No doubt the dreamy idea of publishing the number one book of the year (maybe the all time highest selling book ever) and imagining copies of one’s books flying off bookstore shelves into the hands of eager readers can be intoxicating.  Yet, intoxicating or not, selling lots of books rarely (if ever) just happens.

Identification Numbers for Fiction and Non-Fiction Books

Bowker is considered to be an axle of the book publishing industy.  The firm that is located in New Providence, New Jersey assigns International Standard Book Numbers (ISBNs) to books published in the United States.  Bowker works with small presses, e-books, large mainstream publishing houses and self-publishers to assign the book identifying numbers.  The company also works with libraries, bookstores, distributors and printers to market and promote books.

Before a book goes into print, a publisher reaches out to Bowker to purchase a block of ISBNs.  An ISBN operates similar to a Social Security Number (SSN).  For example, the same way a SSN identifies an individual, an ISBN helps people in the book industry to recognize a book title, the date the fiction and non-fiction book was published and who wrote and published the book.  Getting an ISBN is but one of the many steps involved in publishing and selling books.

Book Authors Protecting Their Creative Works

Creative works are generally protected as soon as they are composed (e.g. written, recorded). However, to provide additional protection for their creative works in the event they have to go to court to prove that they are, in fact, the creator of the work, book authors (or their publishers) are encouraged to contact the copyright office in their country of residence.  In the United States, book authors and publishers can contact the U.S. Copyright Office online.

Generally, there is a $30 fee to file a book copyright.  It is as simple as filling out the 2-3 page copyright form and mailing the completed form, with the fee, to the address listed on the form.  If the creative work is completed (e.g. a finished novel), submit a copy of the completed work to the U.S. Copyright Office as well. 

Book Writers and Publishers Reaching the Library Market

Book writers and independent publishers who want to sell or distribute copies of their fiction and non-fiction books to libraries, are encouraged to get a Library of Congress Card Catalog Number.  Akin to an ISBN, this card catalog number helps libraries to identify books that are available in their catalog for purchase and distribution.  The Library of Congress has an online catalog that libraries and other organizations can search against to locate a book they want to either learn more about or get a copy of.  Because libraries have an offline and an online presence, being listed in their catalog helps a book’s author to find new and different readers.

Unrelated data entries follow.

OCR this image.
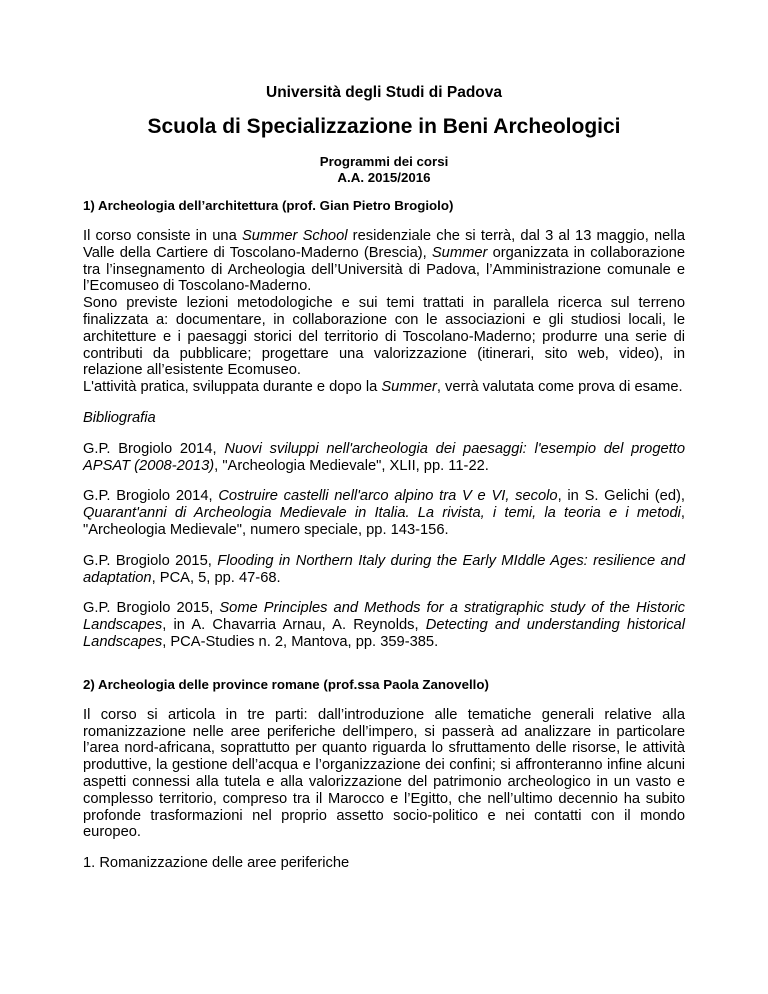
Università degli Studi di Padova
Scuola di Specializzazione in Beni Archeologici
Programmi dei corsi
A.A. 2015/2016
1) Archeologia dell’architettura (prof. Gian Pietro Brogiolo)

Il corso consiste in una Summer School residenziale che si terrà, dal 3 al 13 maggio, nella Valle della Cartiere di Toscolano-Maderno (Brescia), Summer organizzata in collaborazione tra l’insegnamento di Archeologia dell’Università di Padova, l’Amministrazione comunale e l’Ecomuseo di Toscolano-Maderno.

Sono previste lezioni metodologiche e sui temi trattati in parallela ricerca sul terreno finalizzata a: documentare, in collaborazione con le associazioni e gli studiosi locali, le architetture e i paesaggi storici del territorio di Toscolano-Maderno; produrre una serie di contributi da pubblicare; progettare una valorizzazione (itinerari, sito web, video), in relazione all’esistente Ecomuseo.

L'attività pratica, sviluppata durante e dopo la Summer, verrà valutata come prova di esame.

Bibliografia

G.P. Brogiolo 2014, Nuovi sviluppi nell'archeologia dei paesaggi: l'esempio del progetto APSAT (2008-2013), "Archeologia Medievale", XLII, pp. 11-22.

G.P. Brogiolo 2014, Costruire castelli nell'arco alpino tra V e VI, secolo, in S. Gelichi (ed), Quarant'anni di Archeologia Medievale in Italia. La rivista, i temi, la teoria e i metodi, "Archeologia Medievale", numero speciale, pp. 143-156.

G.P. Brogiolo 2015, Flooding in Northern Italy during the Early MIddle Ages: resilience and adaptation, PCA, 5, pp. 47-68.

G.P. Brogiolo 2015, Some Principles and Methods for a stratigraphic study of the Historic Landscapes, in A. Chavarria Arnau, A. Reynolds, Detecting and understanding historical Landscapes, PCA-Studies n. 2, Mantova, pp. 359-385.

2) Archeologia delle province romane (prof.ssa Paola Zanovello)

Il corso si articola in tre parti: dall’introduzione alle tematiche generali relative alla romanizzazione nelle aree periferiche dell’impero, si passerà ad analizzare in particolare l’area nord-africana, soprattutto per quanto riguarda lo sfruttamento delle risorse, le attività produttive, la gestione dell’acqua e l’organizzazione dei confini; si affronteranno infine alcuni aspetti connessi alla tutela e alla valorizzazione del patrimonio archeologico in un vasto e complesso territorio, compreso tra il Marocco e l’Egitto, che nell’ultimo decennio ha subito profonde trasformazioni nel proprio assetto socio-politico e nei contatti con il mondo europeo.

1. Romanizzazione delle aree periferiche
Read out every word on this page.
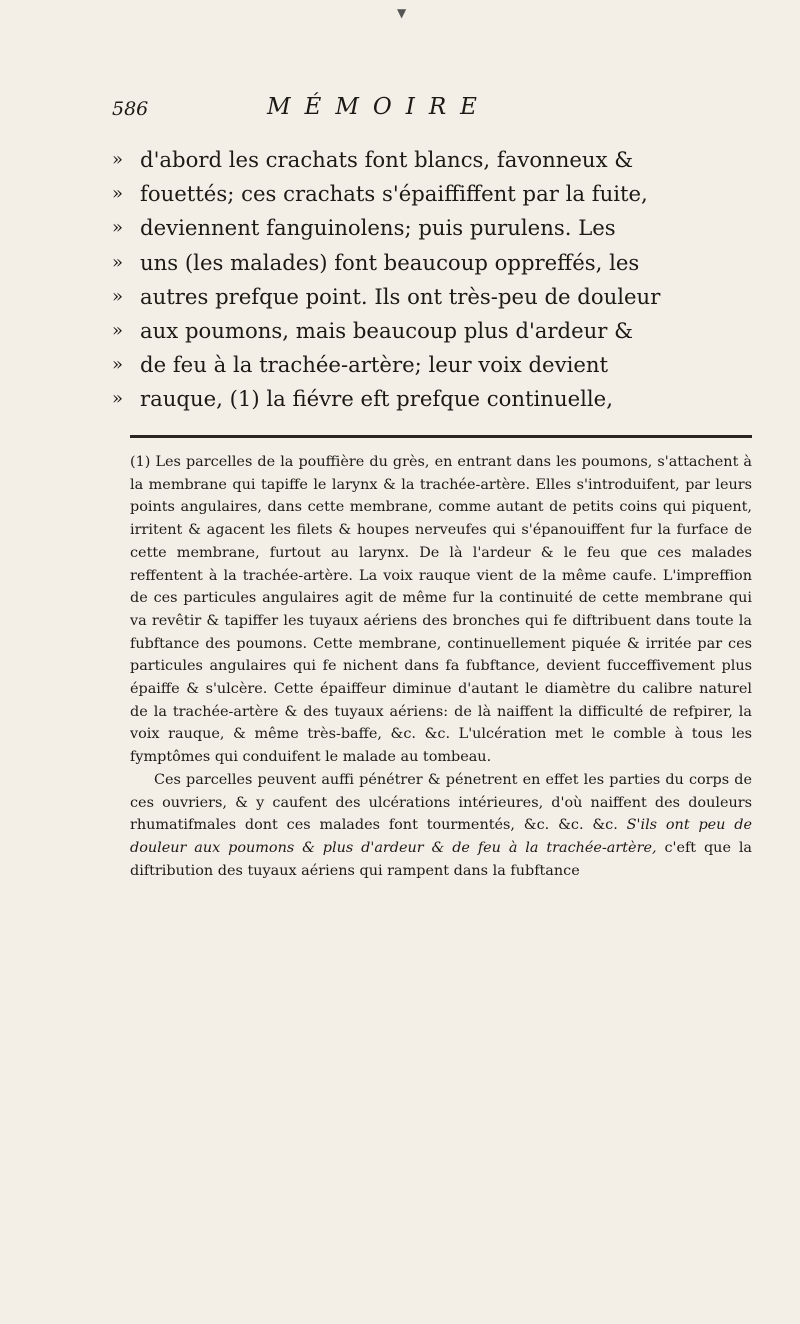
▼
586	MÉMOIRE
» d'abord les crachats font blancs, favonneux &
» fouettés; ces crachats s'épaiffiffent par la fuite,
» deviennent fanguinolens; puis purulens. Les
» uns (les malades) font beaucoup oppreffés, les
» autres prefque point. Ils ont très-peu de douleur
» aux poumons, mais beaucoup plus d'ardeur &
» de feu à la trachée-artère; leur voix devient
» rauque, (1) la fiévre eft prefque continuelle,

(1) Les parcelles de la pouffière du grès, en entrant dans les poumons, s'attachent à la membrane qui tapiffe le larynx & la trachée-artère. Elles s'introduifent, par leurs points angulaires, dans cette membrane, comme autant de petits coins qui piquent, irritent & agacent les filets & houpes nerveufes qui s'épanouiffent fur la furface de cette membrane, furtout au larynx. De là l'ardeur & le feu que ces malades reffentent à la trachée-artère. La voix rauque vient de la même caufe. L'impreffion de ces particules angulaires agit de même fur la continuité de cette membrane qui va revêtir & tapiffer les tuyaux aériens des bronches qui fe diftribuent dans toute la fubftance des poumons. Cette membrane, continuellement piquée & irritée par ces particules angulaires qui fe nichent dans fa fubftance, devient fucceffivement plus épaiffe & s'ulcère. Cette épaiffeur diminue d'autant le diamètre du calibre naturel de la trachée-artère & des tuyaux aériens: de là naiffent la difficulté de refpirer, la voix rauque, & même très-baffe, &c. &c. L'ulcération met le comble à tous les fymptômes qui conduifent le malade au tombeau.

Ces parcelles peuvent auffi pénétrer & pénetrent en effet les parties du corps de ces ouvriers, & y caufent des ulcérations intérieures, d'où naiffent des douleurs rhumatifmales dont ces malades font tourmentés, &c. &c. &c. S'ils ont peu de douleur aux poumons & plus d'ardeur & de feu à la trachée-artère, c'eft que la diftribution des tuyaux aériens qui rampent dans la fubftance
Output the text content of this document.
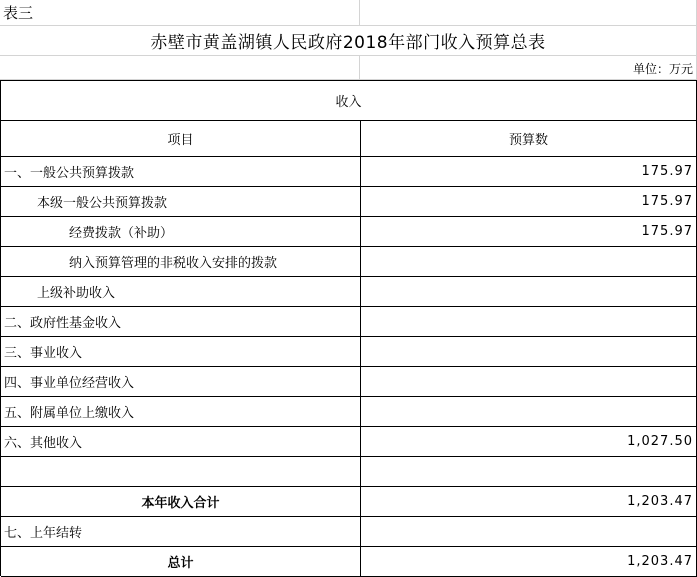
表三
赤壁市黄盖湖镇人民政府2018年部门收入预算总表
单位：万元
收入
项目	预算数
一、一般公共预算拨款	175.97
本级一般公共预算拨款	175.97
经费拨款（补助）	175.97
纳入预算管理的非税收入安排的拨款
上级补助收入
二、政府性基金收入
三、事业收入
四、事业单位经营收入
五、附属单位上缴收入
六、其他收入	1,027.50
本年收入合计	1,203.47
七、上年结转
总计	1,203.47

By doing their homework and contacting Bowker to get an ISBN for their book, writers can begin to realize their creative dreams and goals.  They can contact the Library of Congress to get a card catalog number for their books so that librarians can search for their book titles in the Library of Congress book database.  With the right knowledge and marketing efforts, writers can do more than just write and print their stories.  They can generate sizable interest in their book and pull in strong book sales.